This AIG situation is starting to get out of hand. A Washington Post story this morning describes the firm moving from a state of financial collapse into the beginnings of organizational collapse. Assuming that this reporting is accurate, something very serious is starting to unfold:
“Hired guards stood watch outside…Inside, death threats and angry letters flooded e-mail inboxes. Irate callers lit up the phone lines. Senior managers submitted their resignations. Some employees didn’t show up at all.”
And then: “It’s a mob effect,” one senior executive said. “It’s putting people’s lives in danger.”… “It’s going to blow up,” said a senior Financial Products manager, who spoke on condition of anonymity because he was not authorized to speak for the company. “I have a horrible, horrible, horrible feeling that this is going to end badly.”
The article doesn’t actually technically report anyone outside except the security guards, but the overall sense conveyed is that there are hordes with pitchforks, and it is only a matter of time before molotov cocktails come crashing through the boardroom windows as the frantic AIG employees put out wastebasket fires with their coffees and diet sodas.

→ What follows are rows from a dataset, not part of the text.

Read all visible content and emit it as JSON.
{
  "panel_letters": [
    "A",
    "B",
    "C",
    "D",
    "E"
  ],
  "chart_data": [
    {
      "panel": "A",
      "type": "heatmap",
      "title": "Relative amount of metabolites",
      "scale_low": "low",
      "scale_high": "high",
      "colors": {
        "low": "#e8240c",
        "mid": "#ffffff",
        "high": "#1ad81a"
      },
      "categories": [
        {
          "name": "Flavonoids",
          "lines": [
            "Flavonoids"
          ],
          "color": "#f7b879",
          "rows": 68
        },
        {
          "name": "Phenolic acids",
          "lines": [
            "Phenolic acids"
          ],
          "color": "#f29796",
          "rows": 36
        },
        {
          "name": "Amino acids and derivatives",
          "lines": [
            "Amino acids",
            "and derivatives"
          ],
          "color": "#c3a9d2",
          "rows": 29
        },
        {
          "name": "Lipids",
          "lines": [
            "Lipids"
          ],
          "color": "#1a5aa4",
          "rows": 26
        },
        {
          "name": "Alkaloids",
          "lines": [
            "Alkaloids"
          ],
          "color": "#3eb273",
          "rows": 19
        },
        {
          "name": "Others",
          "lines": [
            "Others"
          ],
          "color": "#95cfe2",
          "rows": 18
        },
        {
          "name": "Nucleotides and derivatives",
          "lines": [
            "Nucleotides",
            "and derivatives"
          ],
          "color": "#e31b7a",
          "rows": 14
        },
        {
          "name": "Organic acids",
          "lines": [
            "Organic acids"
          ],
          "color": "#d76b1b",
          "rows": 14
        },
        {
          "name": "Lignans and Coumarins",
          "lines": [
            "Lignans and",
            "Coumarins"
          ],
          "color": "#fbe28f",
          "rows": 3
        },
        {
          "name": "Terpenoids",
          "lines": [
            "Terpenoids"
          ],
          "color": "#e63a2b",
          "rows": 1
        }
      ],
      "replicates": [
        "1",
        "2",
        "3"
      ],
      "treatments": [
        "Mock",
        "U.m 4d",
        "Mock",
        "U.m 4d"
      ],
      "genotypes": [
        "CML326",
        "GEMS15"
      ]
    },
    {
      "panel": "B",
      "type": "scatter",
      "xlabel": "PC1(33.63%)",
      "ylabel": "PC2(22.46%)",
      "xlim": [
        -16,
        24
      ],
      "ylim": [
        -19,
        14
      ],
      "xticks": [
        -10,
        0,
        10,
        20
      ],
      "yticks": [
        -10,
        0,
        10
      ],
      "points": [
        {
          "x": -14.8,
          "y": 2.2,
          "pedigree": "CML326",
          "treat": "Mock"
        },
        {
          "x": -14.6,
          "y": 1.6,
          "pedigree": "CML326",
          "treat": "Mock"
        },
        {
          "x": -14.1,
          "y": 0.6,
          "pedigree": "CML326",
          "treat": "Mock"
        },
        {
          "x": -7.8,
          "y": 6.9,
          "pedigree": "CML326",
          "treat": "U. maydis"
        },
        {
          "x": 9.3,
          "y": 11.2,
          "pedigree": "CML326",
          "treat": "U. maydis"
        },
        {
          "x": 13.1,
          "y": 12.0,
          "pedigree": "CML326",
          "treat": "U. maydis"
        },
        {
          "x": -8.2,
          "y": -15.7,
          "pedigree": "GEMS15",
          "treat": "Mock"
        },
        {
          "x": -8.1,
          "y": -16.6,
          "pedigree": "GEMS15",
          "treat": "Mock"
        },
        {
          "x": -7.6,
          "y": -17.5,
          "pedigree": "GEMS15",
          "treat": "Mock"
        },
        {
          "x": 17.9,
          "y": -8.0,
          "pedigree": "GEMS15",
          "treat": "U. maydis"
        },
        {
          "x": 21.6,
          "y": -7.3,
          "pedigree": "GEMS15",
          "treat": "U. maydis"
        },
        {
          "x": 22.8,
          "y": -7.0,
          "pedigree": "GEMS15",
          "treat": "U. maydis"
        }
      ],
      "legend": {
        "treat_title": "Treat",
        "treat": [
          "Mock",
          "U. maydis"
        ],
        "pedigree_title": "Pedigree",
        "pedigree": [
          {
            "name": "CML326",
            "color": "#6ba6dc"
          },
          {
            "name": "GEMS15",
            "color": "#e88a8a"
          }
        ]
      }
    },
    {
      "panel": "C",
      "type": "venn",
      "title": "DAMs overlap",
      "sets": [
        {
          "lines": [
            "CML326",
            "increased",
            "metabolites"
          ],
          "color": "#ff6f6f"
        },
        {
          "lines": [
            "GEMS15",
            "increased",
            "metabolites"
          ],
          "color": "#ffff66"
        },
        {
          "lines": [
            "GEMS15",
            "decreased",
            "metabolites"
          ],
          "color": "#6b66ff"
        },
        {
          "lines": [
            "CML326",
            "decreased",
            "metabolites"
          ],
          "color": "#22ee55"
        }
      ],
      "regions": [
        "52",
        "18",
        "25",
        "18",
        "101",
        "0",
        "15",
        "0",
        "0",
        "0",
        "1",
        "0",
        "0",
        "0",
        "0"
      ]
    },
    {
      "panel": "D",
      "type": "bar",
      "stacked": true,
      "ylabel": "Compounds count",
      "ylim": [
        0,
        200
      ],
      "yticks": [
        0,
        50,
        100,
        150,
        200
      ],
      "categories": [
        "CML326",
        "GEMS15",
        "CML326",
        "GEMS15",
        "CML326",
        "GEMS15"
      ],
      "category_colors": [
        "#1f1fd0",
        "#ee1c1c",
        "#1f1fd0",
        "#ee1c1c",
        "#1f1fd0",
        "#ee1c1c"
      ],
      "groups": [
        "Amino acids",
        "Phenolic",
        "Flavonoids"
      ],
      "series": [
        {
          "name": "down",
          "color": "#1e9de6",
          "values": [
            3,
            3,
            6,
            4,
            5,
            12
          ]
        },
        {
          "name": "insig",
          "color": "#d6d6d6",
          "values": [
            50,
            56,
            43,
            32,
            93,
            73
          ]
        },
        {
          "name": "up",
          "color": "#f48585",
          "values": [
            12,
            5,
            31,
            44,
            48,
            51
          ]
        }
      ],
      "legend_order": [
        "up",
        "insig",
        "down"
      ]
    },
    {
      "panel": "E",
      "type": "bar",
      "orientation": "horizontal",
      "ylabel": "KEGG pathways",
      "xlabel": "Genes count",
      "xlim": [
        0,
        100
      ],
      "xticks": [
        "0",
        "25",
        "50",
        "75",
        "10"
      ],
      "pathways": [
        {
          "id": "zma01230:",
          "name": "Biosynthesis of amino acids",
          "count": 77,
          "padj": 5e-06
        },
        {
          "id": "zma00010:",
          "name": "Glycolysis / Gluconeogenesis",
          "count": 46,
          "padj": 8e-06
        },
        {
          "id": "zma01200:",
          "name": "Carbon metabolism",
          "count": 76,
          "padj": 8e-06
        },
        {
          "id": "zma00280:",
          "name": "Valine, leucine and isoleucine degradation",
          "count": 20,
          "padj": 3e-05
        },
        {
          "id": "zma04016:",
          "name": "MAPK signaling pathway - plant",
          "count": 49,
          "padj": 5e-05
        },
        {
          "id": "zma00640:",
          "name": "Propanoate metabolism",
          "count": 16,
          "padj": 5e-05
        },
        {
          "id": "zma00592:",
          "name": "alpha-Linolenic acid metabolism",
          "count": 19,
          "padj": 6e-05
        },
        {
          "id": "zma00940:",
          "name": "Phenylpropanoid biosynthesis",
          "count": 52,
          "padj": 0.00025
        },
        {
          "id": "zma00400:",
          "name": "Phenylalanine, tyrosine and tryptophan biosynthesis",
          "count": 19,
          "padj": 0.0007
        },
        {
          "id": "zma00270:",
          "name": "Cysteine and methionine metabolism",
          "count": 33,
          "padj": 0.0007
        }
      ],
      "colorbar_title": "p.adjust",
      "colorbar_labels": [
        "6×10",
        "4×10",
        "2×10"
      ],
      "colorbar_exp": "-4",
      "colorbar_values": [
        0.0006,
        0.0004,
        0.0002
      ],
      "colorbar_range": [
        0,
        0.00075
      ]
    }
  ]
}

There is probably some hype in this story, but there is also real risk that public outrage could turn violent.
Meanwhile, outside the AIG barricades a “tea party” movement has sprung up, with crowds sometimes numbering into the thousands and 115 more parties planned for Tax Day. The media is mostly ignoring it, but the same is not true of blogs like this one.
If you do want a revolution, that’s your business. I can certainly relate to the anger and desire for radical change, and we do have a (long-dormant) tradition of such things. But be very clear about what an uprising means, and be very ready with some plans about how you are going to move forward. And remember that the money is gone. It’s not like we could storm the AIG offices and retrieve our cash from their vault. The money has already been distributed, largely to the people who made the mess, and also to other companies that have received their own bailouts.
As I have said before (repeatedly) the whole system is corrupt and we need to calmly and quietly walk away from it like it is a wounded animal. If we freak out and revolt, there will be a whole additional layer of political repression and property damage that won’t help anyone but arms manufacturers and companies like Blackwater or whatever it’s called. Cleaning up after riots might help the construction industry, but I don’t think that’s the recovery we want.
I’ve already pointed out how much better credit unions are than banks, but that is only part of the equation. There are also a great many cooperative and mutual insurance companies, which redistribute profits back to policy-holders as reduced premiums or outright refund checks. For example, I’m a member of Group Health Cooperative, and over the past several years there has been only one change in my premium – a permanent (so far) reduction of $4 per month. It’s not much, but it’s the principle.
If you have ever gotten a refund check from State Farm, that’s because it is your share of the profits. This year the dividends are expected to be around $633 million, which comes to an average of $175 per member (although this varies widely depending on your policy). There might very well be overpaid State Farm executives and there have in fact been losses in the last year due to bad investments of their reserves. However, this is a good deal better than the catastrophe at AIG.
I think that if we had had accountability in the firm that essentially insures the world economy, this story would be turning out differently. Or even better, what if we had many firms doing this, in a way that encouraged competition instead of consolidation.
For more information on insurance alternatives, please check out the International Cooperative and Mutual Insurance Federation (ICMIF). Rather than a single “too big to fail” organization, this is a democratic grouping of more than 600 separate insurers with nearly $1 trillion in assets. Oddly enough, State Farm is not a member. Nevertheless, you can find the full list of members (including Nationwide and Goodville Mutual) here.
They are collectively larger than AIG, and even the Americas Association of Cooperative/Mutual Insurance Societies (AAC/MIS) – one of three member associations that comprise ICMIF – has roughly $100 billion in assets. Rather than loading money onto a sinking ship, we should be urgently exploring the feasibility of channeling funds into these existing organizations. Existing policies could be shifted into the appropriate members of this federation, with public support offered where they are unable to to pay.
Not only this, but AAC/MIS has helped form eight new insurers in the hemisphere. Perhaps they could be recruited to build us a replacement for the now-defunct AIG. Let’s hope so, or we won’t have much of an alternative to the colossal blackmail in which we find ourselves.